The other irony is that employees usually resent and sometimes revolt against programs designed to “boost their morale.”

Second, no wellness program has ever saved any corporation a nickel.  The simple sleight-of-hand of comparing participants to non-participants and/or just measuring people who were high-risk to begin with while ignoring those whose risk factors increase will show savings where none exist.  Indeed, how could it be possible to improve health, let alone generate savings by improving health, by doing the opposite of what guidelines recommend, which is what wellness companies do.  For instance, the United States Preventive Services Task Force recommends screening asymptomatic people only once every five years (except for blood pressure), whereas almost all wellness vendors insist on annual screenings.  The literature is very clear that annual checkups for asymptomatic adults are expensive and counterproductive, and yet many wellness programs are measured by how many people they send to the doctor.

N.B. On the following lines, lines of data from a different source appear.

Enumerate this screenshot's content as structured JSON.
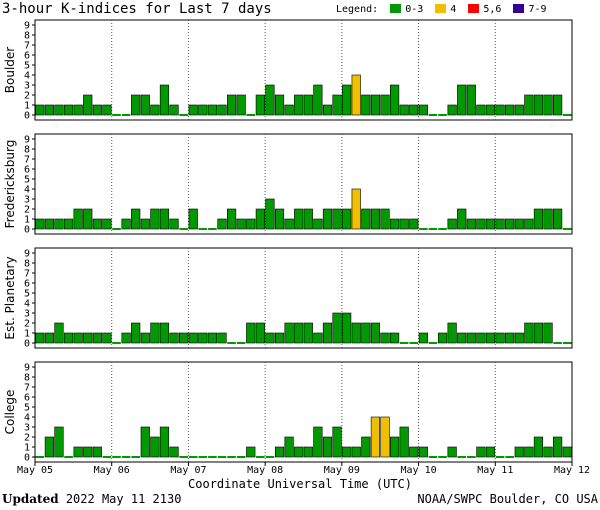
{
  "header": {
    "title": "3-hour K-indices for Last 7 days",
    "legend_label": "Legend:",
    "legend": [
      {
        "label": "0-3",
        "color": "#009900"
      },
      {
        "label": "4",
        "color": "#f0c000"
      },
      {
        "label": "5,6",
        "color": "#ff0000"
      },
      {
        "label": "7-9",
        "color": "#330099"
      }
    ]
  },
  "footer": {
    "updated_label": "Updated",
    "updated_time": "2022 May 11 2130",
    "credit": "NOAA/SWPC Boulder, CO USA"
  },
  "chart_data": {
    "type": "bar",
    "xlabel": "Coordinate Universal Time (UTC)",
    "x_ticks": [
      "May 05",
      "May 06",
      "May 07",
      "May 08",
      "May 09",
      "May 10",
      "May 11",
      "May 12"
    ],
    "ylim": [
      0,
      9
    ],
    "y_ticks": [
      "0",
      "1",
      "2",
      "3",
      "4",
      "5",
      "6",
      "7",
      "8",
      "9"
    ],
    "interval_hours": 3,
    "color_scale": {
      "0-3": "#009900",
      "4": "#f0c000",
      "5,6": "#ff0000",
      "7-9": "#330099"
    },
    "series": [
      {
        "name": "Boulder",
        "values": [
          1,
          1,
          1,
          1,
          1,
          2,
          1,
          1,
          0,
          0,
          2,
          2,
          1,
          3,
          1,
          0,
          1,
          1,
          1,
          1,
          2,
          2,
          0,
          2,
          3,
          2,
          1,
          2,
          2,
          3,
          1,
          2,
          3,
          4,
          2,
          2,
          2,
          3,
          1,
          1,
          1,
          0,
          0,
          1,
          3,
          3,
          1,
          1,
          1,
          1,
          1,
          2,
          2,
          2,
          2,
          0
        ]
      },
      {
        "name": "Fredericksburg",
        "values": [
          1,
          1,
          1,
          1,
          2,
          2,
          1,
          1,
          0,
          1,
          2,
          1,
          2,
          2,
          1,
          0,
          2,
          0,
          0,
          1,
          2,
          1,
          1,
          2,
          3,
          2,
          1,
          2,
          2,
          1,
          2,
          2,
          2,
          4,
          2,
          2,
          2,
          1,
          1,
          1,
          0,
          0,
          0,
          1,
          2,
          1,
          1,
          1,
          1,
          1,
          1,
          1,
          2,
          2,
          2,
          0
        ]
      },
      {
        "name": "Est. Planetary",
        "values": [
          1,
          1,
          2,
          1,
          1,
          1,
          1,
          1,
          0,
          1,
          2,
          1,
          2,
          2,
          1,
          1,
          1,
          1,
          1,
          1,
          0,
          0,
          2,
          2,
          1,
          1,
          2,
          2,
          2,
          1,
          2,
          3,
          3,
          2,
          2,
          2,
          1,
          1,
          0,
          0,
          1,
          0,
          1,
          2,
          1,
          1,
          1,
          1,
          1,
          1,
          1,
          2,
          2,
          2,
          0,
          0
        ]
      },
      {
        "name": "College",
        "values": [
          0,
          2,
          3,
          0,
          1,
          1,
          1,
          0,
          0,
          0,
          0,
          3,
          2,
          3,
          1,
          0,
          0,
          0,
          0,
          0,
          0,
          0,
          1,
          0,
          0,
          1,
          2,
          1,
          1,
          3,
          2,
          3,
          1,
          1,
          2,
          4,
          4,
          2,
          3,
          1,
          1,
          0,
          0,
          1,
          0,
          0,
          1,
          1,
          0,
          0,
          1,
          1,
          2,
          1,
          2,
          1
        ]
      }
    ]
  }
}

Third, there is more bad news on the way.  This Health Affairs article is a start, sort of like busting Badger or Skinny Pete, but there is some investigative work that will be revealed in the weeks ahead that, to continue the analogy, will be more akin to blowing up Gustavo Fring’s whole operation, exposing wellness as possibly the biggest scam ever to be played by the healthcare industry on corporate America.  (This may seem like a strong statement, but if you doubt it, simply bookmark this column for a month or two.)

Brokers and consultants would therefore be well-advised to start backing off from these programs.  The short-term commission sacrifice will more than pay for itself in long-term client retention.   Note that I said, “back off,” not “run away.”  Your clients have in many cases staked their reputations on wellness, advocating –- possibly with your help — for steadily larger budgets for programs and especially incentives.  You need to step back from the ledge together, keeping in mind the amount of political capital they’ve invested.  They relied on you to take them here.  Now they will need to rely on you to bring them back.